The logic is simple: agents that run at different times, with different responsibilities, talking to different Telegram chats. What’s not simple is making them aware of each other.

What Broke: The Cron Audit Incident

Here’s a specific failure that cost me two hours today.

Tomer’s job is to verify that Tim and Tony actually ran. I built a health check that looks for log files with today’s timestamp. Simple, right?

Except I wrote the date check like this:

if log_date == datetime.now().strftime("%Y-%m-%d")

The problem: Tomer runs at 21:00. Tim and Tony run at 07:05 and 07:10. On the server, the logs were being written with UTC timestamps, but my comparison was using local Tel Aviv time. For fourteen hours a day, the health check worked. Then it didn’t.

The fix was embarrassingly simple — normalize everything to UTC. But finding it meant tailing logs, adding debug prints, and questioning my life choices while my Telegram stayed silent.

Coordination in Practice: The Handoff Problem

The harder design problem isn’t scheduling — it’s state. What happens when Tony fails to fetch portfolio data? Does Tomer know? Does Tomer care?

Right now, I’m using a lightweight approach: each agent writes a JSON status file when it completes. Tomer reads all three status files (including its own from yesterday) and builds a health report. If a file is missing or stale, it flags it.

This isn’t elegant. It’s not event-driven. There’s no message queue, no pub/sub, no fancy orchestration framework. It’s files on disk and cron jobs that either run or don’t.

But it works at 3 AM when I’m asleep. That’s the bar.

What I Actually Learned Today

Building an automated life isn’t about the automation — it’s about the recovery paths. Every agent needs to fail gracefully. Every orchestration layer needs to know what “healthy” looks like. And every system you build at night will break in ways you didn’t test for.

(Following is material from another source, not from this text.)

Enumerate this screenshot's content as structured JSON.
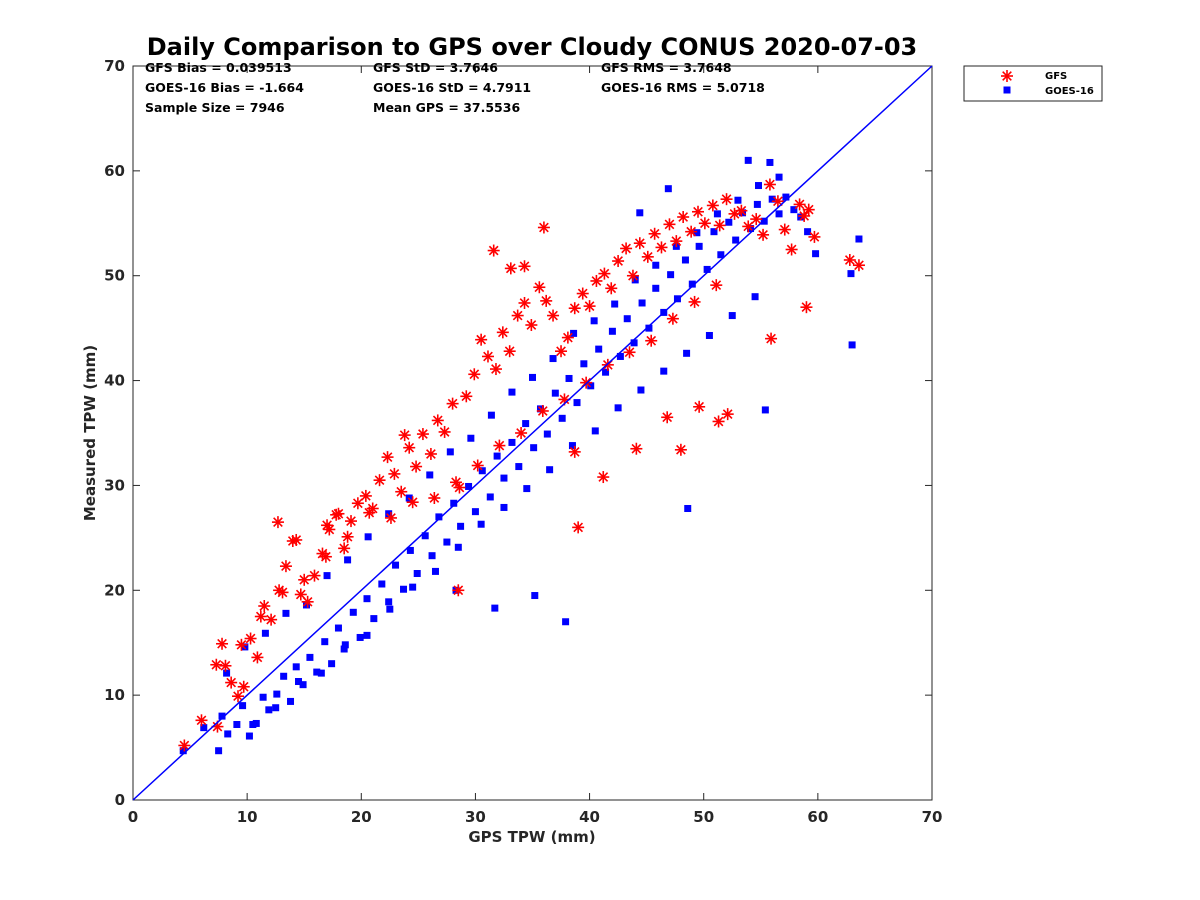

The T3 system isn’t done. I still need proper alerting when agents go silent for more than a day. I need better retry logic for Yahoo Finance timeouts. I need to figure out what happens when Claude’s API is slow and Tim’s summary runs past Tony’s health check window.

But tonight, I got a clean brief at 21:00. Three agents reported in. The system is running.

The question I’m sitting with: at what point does monitoring your automation become its own full-time job? And how do you automate that?